Анна Бодрова - Аринкино утро
Симон тут же подскочил к ней и подхватил Аринку на руки. «Господи, и до чего ж лёгкая, совсем невесомая, как птичка», — думал он, неся Аринку в дом.
Когда Аринка пришла в себя, она почувствовала, что лежит не на полу, а на топчане и на очень мягкой и удобной перинке. Все суетились возле неё с испуганными лицами. Варя прикладывала к её лицу и голове что-то прохладное и освежительное, пахло кислым молоком. «Наверно, простокваша», — подумала она, и ей захотелось пить именно простоквашу.
Елизавета Петровна, услышав Аринкин голос, тут же склонилась над нею, сердце её сжалось болью и состраданием.
— Ласточка моя, ненаглядная моя, что случилось? Кто тебя? — Голос её прерывался, прижимая передник к глазам, она заплакала.
— Ну что ты завыла, точно по покойнику. Что случилось? Ну упала. Ну расшиблась, с кем не бывает, эка беда, — урезонил Симон. — Признайся, дочка, наверное, с дерева скатилась, а? — Придавая своему голосу весёлый и беспечный тон, Симон присел перед ней на корточки.
— Ты только подумай, и ничего не сказала, — справившись со своим волнением и успокоившись, заговорила опять Елизавета Петровна, — я гляжу, что-то с девкой творится неладное, притихла, как варёная стоит у бочки, ни гу-гу. Идёт, качается, я ещё накричала на неё, думала, она дурачится. Ох, Аринка, Аринка!..
Елизавета Петровна опять завсхлипывала.
— Не надо, мам, мне совсем не больно. Вот только руки жжёт очень. — И Аринка разжала свои маленькие заскорузлые кулачки, на ладонях розовели полоски содранной кожи.

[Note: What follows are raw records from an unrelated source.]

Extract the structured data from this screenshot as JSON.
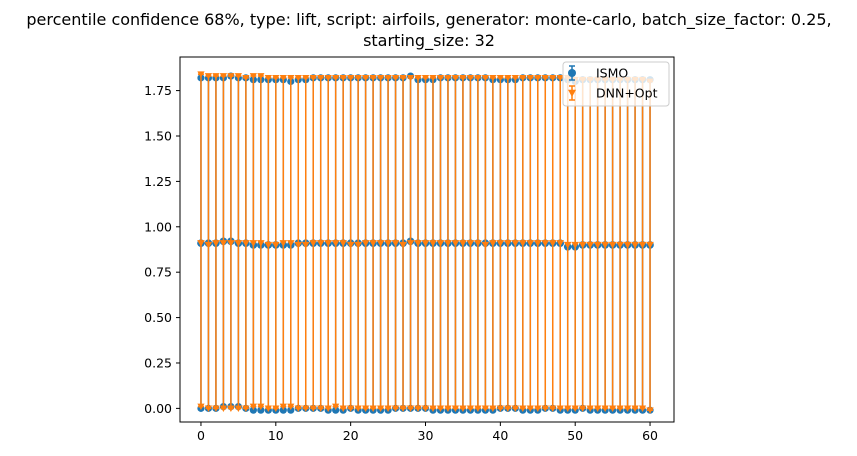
{
  "chart_data": {
    "type": "errorbar",
    "title_line1": "percentile confidence 68%, type: lift, script: airfoils, generator: monte-carlo, batch_size_factor: 0.25,",
    "title_line2": "starting_size: 32",
    "xlabel": "",
    "ylabel": "",
    "xlim": [
      -2.8,
      63.2
    ],
    "ylim": [
      -0.075,
      1.935
    ],
    "xticks": [
      0,
      10,
      20,
      30,
      40,
      50,
      60
    ],
    "xtick_labels": [
      "0",
      "10",
      "20",
      "30",
      "40",
      "50",
      "60"
    ],
    "yticks": [
      0.0,
      0.25,
      0.5,
      0.75,
      1.0,
      1.25,
      1.5,
      1.75
    ],
    "ytick_labels": [
      "0.00",
      "0.25",
      "0.50",
      "0.75",
      "1.00",
      "1.25",
      "1.50",
      "1.75"
    ],
    "grid": false,
    "legend_position": "top-right",
    "x": [
      0,
      1,
      2,
      3,
      4,
      5,
      6,
      7,
      8,
      9,
      10,
      11,
      12,
      13,
      14,
      15,
      16,
      17,
      18,
      19,
      20,
      21,
      22,
      23,
      24,
      25,
      26,
      27,
      28,
      29,
      30,
      31,
      32,
      33,
      34,
      35,
      36,
      37,
      38,
      39,
      40,
      41,
      42,
      43,
      44,
      45,
      46,
      47,
      48,
      49,
      50,
      51,
      52,
      53,
      54,
      55,
      56,
      57,
      58,
      59,
      60
    ],
    "series": [
      {
        "name": "ISMO",
        "color": "#1f77b4",
        "marker": "circle",
        "mean": [
          0.91,
          0.91,
          0.91,
          0.92,
          0.92,
          0.91,
          0.91,
          0.9,
          0.9,
          0.9,
          0.9,
          0.9,
          0.9,
          0.91,
          0.91,
          0.91,
          0.91,
          0.91,
          0.91,
          0.91,
          0.91,
          0.91,
          0.91,
          0.91,
          0.91,
          0.91,
          0.91,
          0.91,
          0.92,
          0.91,
          0.91,
          0.91,
          0.91,
          0.91,
          0.91,
          0.91,
          0.91,
          0.91,
          0.91,
          0.91,
          0.91,
          0.91,
          0.91,
          0.91,
          0.91,
          0.91,
          0.91,
          0.91,
          0.91,
          0.89,
          0.89,
          0.9,
          0.9,
          0.9,
          0.9,
          0.9,
          0.9,
          0.9,
          0.9,
          0.9,
          0.9
        ],
        "lower": [
          0.0,
          0.0,
          0.0,
          0.01,
          0.01,
          0.01,
          0.0,
          -0.01,
          -0.01,
          -0.01,
          -0.01,
          -0.01,
          -0.01,
          0.0,
          0.0,
          0.0,
          0.0,
          -0.01,
          -0.01,
          -0.01,
          0.0,
          -0.01,
          -0.01,
          -0.01,
          -0.01,
          -0.01,
          0.0,
          0.0,
          0.0,
          0.0,
          0.0,
          -0.01,
          -0.01,
          -0.01,
          -0.01,
          -0.01,
          -0.01,
          -0.01,
          -0.01,
          -0.01,
          0.0,
          0.0,
          0.0,
          -0.01,
          -0.01,
          -0.01,
          0.0,
          0.0,
          -0.01,
          -0.01,
          -0.01,
          0.0,
          -0.01,
          -0.01,
          -0.01,
          -0.01,
          -0.01,
          -0.01,
          -0.01,
          -0.01,
          -0.01
        ],
        "upper": [
          1.82,
          1.82,
          1.82,
          1.82,
          1.83,
          1.82,
          1.82,
          1.81,
          1.81,
          1.81,
          1.81,
          1.81,
          1.8,
          1.81,
          1.81,
          1.82,
          1.82,
          1.82,
          1.82,
          1.82,
          1.82,
          1.82,
          1.82,
          1.82,
          1.82,
          1.82,
          1.82,
          1.82,
          1.83,
          1.81,
          1.81,
          1.81,
          1.82,
          1.82,
          1.82,
          1.82,
          1.82,
          1.82,
          1.82,
          1.81,
          1.81,
          1.81,
          1.81,
          1.82,
          1.82,
          1.82,
          1.82,
          1.82,
          1.82,
          1.81,
          1.8,
          1.81,
          1.81,
          1.81,
          1.81,
          1.81,
          1.81,
          1.81,
          1.81,
          1.81,
          1.81
        ]
      },
      {
        "name": "DNN+Opt",
        "color": "#ff7f0e",
        "marker": "triangle-down",
        "mean": [
          0.91,
          0.9,
          0.91,
          0.91,
          0.91,
          0.91,
          0.91,
          0.91,
          0.91,
          0.9,
          0.9,
          0.91,
          0.91,
          0.9,
          0.9,
          0.91,
          0.91,
          0.91,
          0.91,
          0.91,
          0.9,
          0.9,
          0.91,
          0.91,
          0.91,
          0.91,
          0.91,
          0.9,
          0.91,
          0.91,
          0.91,
          0.91,
          0.91,
          0.91,
          0.91,
          0.91,
          0.91,
          0.91,
          0.9,
          0.91,
          0.91,
          0.91,
          0.91,
          0.91,
          0.91,
          0.91,
          0.91,
          0.91,
          0.91,
          0.9,
          0.9,
          0.9,
          0.9,
          0.9,
          0.9,
          0.9,
          0.9,
          0.9,
          0.9,
          0.9,
          0.9
        ],
        "lower": [
          0.01,
          0.0,
          0.0,
          0.0,
          0.0,
          0.0,
          0.0,
          0.01,
          0.01,
          0.0,
          0.0,
          0.01,
          0.01,
          0.0,
          0.0,
          0.0,
          0.0,
          0.0,
          0.01,
          0.0,
          0.0,
          0.0,
          0.0,
          0.0,
          0.0,
          0.0,
          0.0,
          0.0,
          0.0,
          0.0,
          0.0,
          0.0,
          0.0,
          0.0,
          0.0,
          0.0,
          0.0,
          0.0,
          0.0,
          0.0,
          0.0,
          0.0,
          0.0,
          0.0,
          0.0,
          0.0,
          0.0,
          0.0,
          0.0,
          0.0,
          0.0,
          0.0,
          0.0,
          0.0,
          0.0,
          0.0,
          0.0,
          0.0,
          0.0,
          0.0,
          -0.01
        ],
        "upper": [
          1.84,
          1.83,
          1.83,
          1.83,
          1.83,
          1.83,
          1.82,
          1.83,
          1.83,
          1.82,
          1.82,
          1.82,
          1.82,
          1.82,
          1.82,
          1.82,
          1.82,
          1.82,
          1.82,
          1.82,
          1.82,
          1.82,
          1.82,
          1.82,
          1.82,
          1.82,
          1.82,
          1.82,
          1.82,
          1.82,
          1.82,
          1.82,
          1.82,
          1.82,
          1.82,
          1.82,
          1.82,
          1.82,
          1.82,
          1.82,
          1.82,
          1.82,
          1.82,
          1.82,
          1.82,
          1.82,
          1.82,
          1.82,
          1.82,
          1.82,
          1.81,
          1.81,
          1.81,
          1.81,
          1.81,
          1.81,
          1.81,
          1.81,
          1.81,
          1.81,
          1.8
        ]
      }
    ]
  }
}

— О господи! Так и есть! Я так и знала, так и знала! Это Резвый, о, чтоб его разорвало! Он побежал, а она хотела его удержать, упала. Мог бы насмерть искалечить. О господи! И всё ты, ты! — в сердцах она набросилась на Симона. — Надо б было этого лоботряса Ивана послать, так тебе, видишь ли, ушицы захотелось. Всё для своей утробы хлопочешь! — И как в таких случаях бывало, Елизавета Петровна разошлась, всё к делу и без дела вспоминая, и всем досталось на орехи. Всё высказала.
Симон переминался с ноги на ногу, жене не перечил. Оно, конечно, и его вина есть, но ведь не он Аринку посылал Резвого перевязывать, а она. Однако жене ничего не сказал. В таких случаях самое лучшее молчать: за долгие годы совместной жизни с женой он хорошо её изучил, человека не переделаешь, коль таким родился.
Аринку забинтовали старыми чистыми полотенцами с ног до головы. Бедро, бок и часть живота были в кровоподтёках и ссадинах. Она лежала притихшая, спокойная, виноватая. Здоровый глаз, утонувший в бинтах, как пленник выглядывал из своей западни.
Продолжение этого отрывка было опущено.